Questo afferma il Marchese Ranghiasci Brancaleoni in una sua lettera "al chiarissimo signore Marchese Giovanni Eoli" nell’ormai lontano 1857, ove si ricorda altresì un vivo contatto con Mastro Cencio, figlio dell’Andreoli, e il sapiente Cipriano Piccolpassi vasaio-alchimista di cui ci parla sapientemente il Fulcanelli in una delle sue due opere (2) e al seguito del quale E. Canseliet non manca nell’elogio.

Il lettore che avrà attentamente seguito il cammino del nostro studio sulle eventuali conoscenze alchemiche dell’Andreoli e che avrà ormai pregustato quanto il simbolo e l’allegoria racchiudano significati di una scienza plurimillenaria e tutt’altro che occulta, potrà ora penetrare il mistero più profondo dell’origine propria dei lustri ad iride di questo straordinario artista che si rivelò altresì un vero filosofo per mezzo del fuoco – PHILOSOPHUS PER IGNEM.
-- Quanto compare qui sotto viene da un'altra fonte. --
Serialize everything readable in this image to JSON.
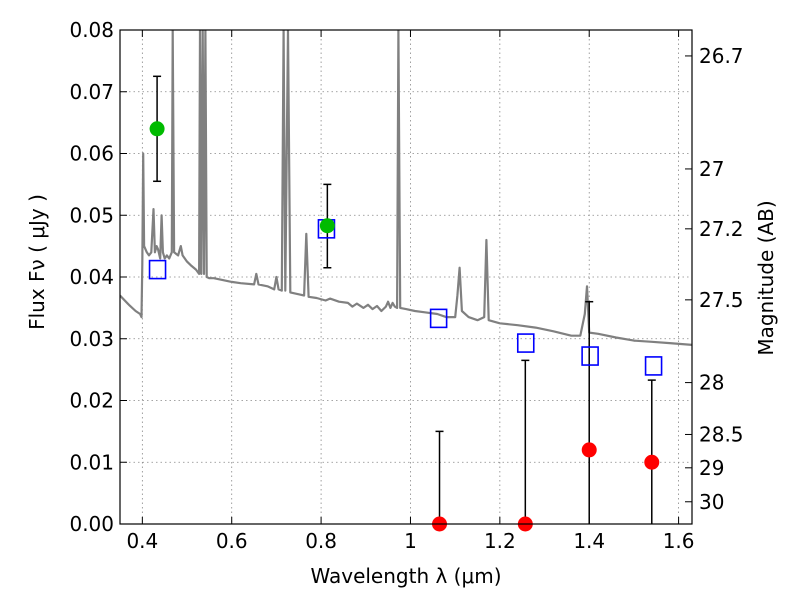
{
  "chart_data": {
    "type": "scatter",
    "title": "",
    "xlabel": "Wavelength  λ (μm)",
    "ylabel": "Flux  Fν  ( μJy )",
    "ylabel_right": "Magnitude (AB)",
    "xlim": [
      0.35,
      1.63
    ],
    "ylim": [
      0,
      0.08
    ],
    "grid": true,
    "x_ticks": [
      0.4,
      0.6,
      0.8,
      1.0,
      1.2,
      1.4,
      1.6
    ],
    "x_tick_labels": [
      "0.4",
      "0.6",
      "0.8",
      "1",
      "1.2",
      "1.4",
      "1.6"
    ],
    "y_ticks": [
      0,
      0.01,
      0.02,
      0.03,
      0.04,
      0.05,
      0.06,
      0.07,
      0.08
    ],
    "y_tick_labels": [
      "0.00",
      "0.01",
      "0.02",
      "0.03",
      "0.04",
      "0.05",
      "0.06",
      "0.07",
      "0.08"
    ],
    "right_ticks": [
      {
        "flux": 0.0758,
        "label": "26.7"
      },
      {
        "flux": 0.0575,
        "label": "27"
      },
      {
        "flux": 0.0478,
        "label": "27.2"
      },
      {
        "flux": 0.0363,
        "label": "27.5"
      },
      {
        "flux": 0.0229,
        "label": "28"
      },
      {
        "flux": 0.0145,
        "label": "28.5"
      },
      {
        "flux": 0.0091,
        "label": "29"
      },
      {
        "flux": 0.0036,
        "label": "30"
      }
    ],
    "colors": {
      "spectrum": "#808080",
      "model_marker": "#0000ff",
      "detection": "#00bb00",
      "non_detection": "#ff0000",
      "errorbar": "#000000"
    },
    "series": [
      {
        "style": "line",
        "points": [
          [
            0.35,
            0.037
          ],
          [
            0.37,
            0.0355
          ],
          [
            0.385,
            0.0345
          ],
          [
            0.395,
            0.034
          ],
          [
            0.398,
            0.0335
          ],
          [
            0.4,
            0.042
          ],
          [
            0.402,
            0.06
          ],
          [
            0.404,
            0.045
          ],
          [
            0.41,
            0.044
          ],
          [
            0.415,
            0.0435
          ],
          [
            0.42,
            0.044
          ],
          [
            0.425,
            0.051
          ],
          [
            0.428,
            0.044
          ],
          [
            0.432,
            0.045
          ],
          [
            0.435,
            0.0445
          ],
          [
            0.44,
            0.043
          ],
          [
            0.443,
            0.05
          ],
          [
            0.446,
            0.044
          ],
          [
            0.45,
            0.043
          ],
          [
            0.455,
            0.0435
          ],
          [
            0.46,
            0.043
          ],
          [
            0.466,
            0.044
          ],
          [
            0.468,
            0.08
          ],
          [
            0.471,
            0.044
          ],
          [
            0.48,
            0.0435
          ],
          [
            0.486,
            0.045
          ],
          [
            0.49,
            0.0435
          ],
          [
            0.5,
            0.0425
          ],
          [
            0.51,
            0.0418
          ],
          [
            0.52,
            0.0412
          ],
          [
            0.527,
            0.0405
          ],
          [
            0.529,
            0.08
          ],
          [
            0.532,
            0.0405
          ],
          [
            0.535,
            0.08
          ],
          [
            0.538,
            0.0405
          ],
          [
            0.541,
            0.08
          ],
          [
            0.544,
            0.04
          ],
          [
            0.55,
            0.0398
          ],
          [
            0.56,
            0.0398
          ],
          [
            0.58,
            0.0395
          ],
          [
            0.6,
            0.0392
          ],
          [
            0.62,
            0.039
          ],
          [
            0.65,
            0.0388
          ],
          [
            0.655,
            0.0405
          ],
          [
            0.66,
            0.0388
          ],
          [
            0.68,
            0.0385
          ],
          [
            0.695,
            0.038
          ],
          [
            0.7,
            0.04
          ],
          [
            0.705,
            0.038
          ],
          [
            0.712,
            0.0378
          ],
          [
            0.716,
            0.08
          ],
          [
            0.72,
            0.0378
          ],
          [
            0.726,
            0.08
          ],
          [
            0.731,
            0.0375
          ],
          [
            0.75,
            0.0372
          ],
          [
            0.762,
            0.037
          ],
          [
            0.767,
            0.047
          ],
          [
            0.772,
            0.0368
          ],
          [
            0.79,
            0.0366
          ],
          [
            0.81,
            0.0362
          ],
          [
            0.82,
            0.0365
          ],
          [
            0.84,
            0.036
          ],
          [
            0.86,
            0.0358
          ],
          [
            0.87,
            0.0352
          ],
          [
            0.88,
            0.0357
          ],
          [
            0.895,
            0.035
          ],
          [
            0.905,
            0.0355
          ],
          [
            0.915,
            0.0348
          ],
          [
            0.925,
            0.0353
          ],
          [
            0.935,
            0.0345
          ],
          [
            0.945,
            0.0352
          ],
          [
            0.95,
            0.036
          ],
          [
            0.955,
            0.035
          ],
          [
            0.96,
            0.0358
          ],
          [
            0.965,
            0.0352
          ],
          [
            0.97,
            0.035
          ],
          [
            0.973,
            0.08
          ],
          [
            0.977,
            0.035
          ],
          [
            0.99,
            0.0348
          ],
          [
            1.01,
            0.0345
          ],
          [
            1.03,
            0.0343
          ],
          [
            1.06,
            0.034
          ],
          [
            1.08,
            0.0335
          ],
          [
            1.1,
            0.0335
          ],
          [
            1.105,
            0.037
          ],
          [
            1.11,
            0.0415
          ],
          [
            1.115,
            0.0345
          ],
          [
            1.13,
            0.0335
          ],
          [
            1.15,
            0.033
          ],
          [
            1.165,
            0.0335
          ],
          [
            1.17,
            0.046
          ],
          [
            1.175,
            0.033
          ],
          [
            1.2,
            0.0325
          ],
          [
            1.24,
            0.0322
          ],
          [
            1.28,
            0.0318
          ],
          [
            1.32,
            0.0312
          ],
          [
            1.36,
            0.0305
          ],
          [
            1.38,
            0.0305
          ],
          [
            1.39,
            0.034
          ],
          [
            1.395,
            0.0385
          ],
          [
            1.4,
            0.031
          ],
          [
            1.42,
            0.0308
          ],
          [
            1.46,
            0.0302
          ],
          [
            1.5,
            0.0297
          ],
          [
            1.54,
            0.0295
          ],
          [
            1.58,
            0.0293
          ],
          [
            1.63,
            0.029
          ]
        ]
      },
      {
        "style": "open-square",
        "points": [
          [
            0.434,
            0.0412
          ],
          [
            0.812,
            0.0478
          ],
          [
            1.063,
            0.0333
          ],
          [
            1.258,
            0.0293
          ],
          [
            1.402,
            0.0272
          ],
          [
            1.544,
            0.0256
          ]
        ]
      },
      {
        "style": "filled-circle-green",
        "points": [
          {
            "x": 0.433,
            "y": 0.064,
            "ylo": 0.0555,
            "yhi": 0.0725
          },
          {
            "x": 0.814,
            "y": 0.0483,
            "ylo": 0.0415,
            "yhi": 0.055
          }
        ]
      },
      {
        "style": "filled-circle-red",
        "points": [
          {
            "x": 1.065,
            "y": 0.0,
            "ylo": 0.0,
            "yhi": 0.015
          },
          {
            "x": 1.257,
            "y": 0.0,
            "ylo": 0.0,
            "yhi": 0.0265
          },
          {
            "x": 1.4,
            "y": 0.012,
            "ylo": 0.0,
            "yhi": 0.036
          },
          {
            "x": 1.54,
            "y": 0.01,
            "ylo": 0.0,
            "yhi": 0.0233
          }
        ]
      }
    ]
  }
}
Senza togliere alcun merito agli studi dei più onesti scienziati e ricercatori che per più di un secolo si sono occupati della questione (ultimi fra tutti gli eccellenti professori R. Casadio, B. Fabbri, R. Maldera, M.C. Nannetti, D. Saragoni (3)), ci sentiamo ugualmente in dovere di andare un po’ più in là di un semplice discorso su ossidi metallici per entrare nel dominio di quella scienza anch’essa suscettibile di progresso ed esatta tanto quanto la chimica e la fisica – secondo quanto afferma lo stesso Fulcanelli – che è l’Alchimia.

Il nostro approccio seguirà una metodologia mista che partendo dall’analisi cabalistico-fonetica del termine LUSTRO sfocia nella più significativa realizzazione al forno.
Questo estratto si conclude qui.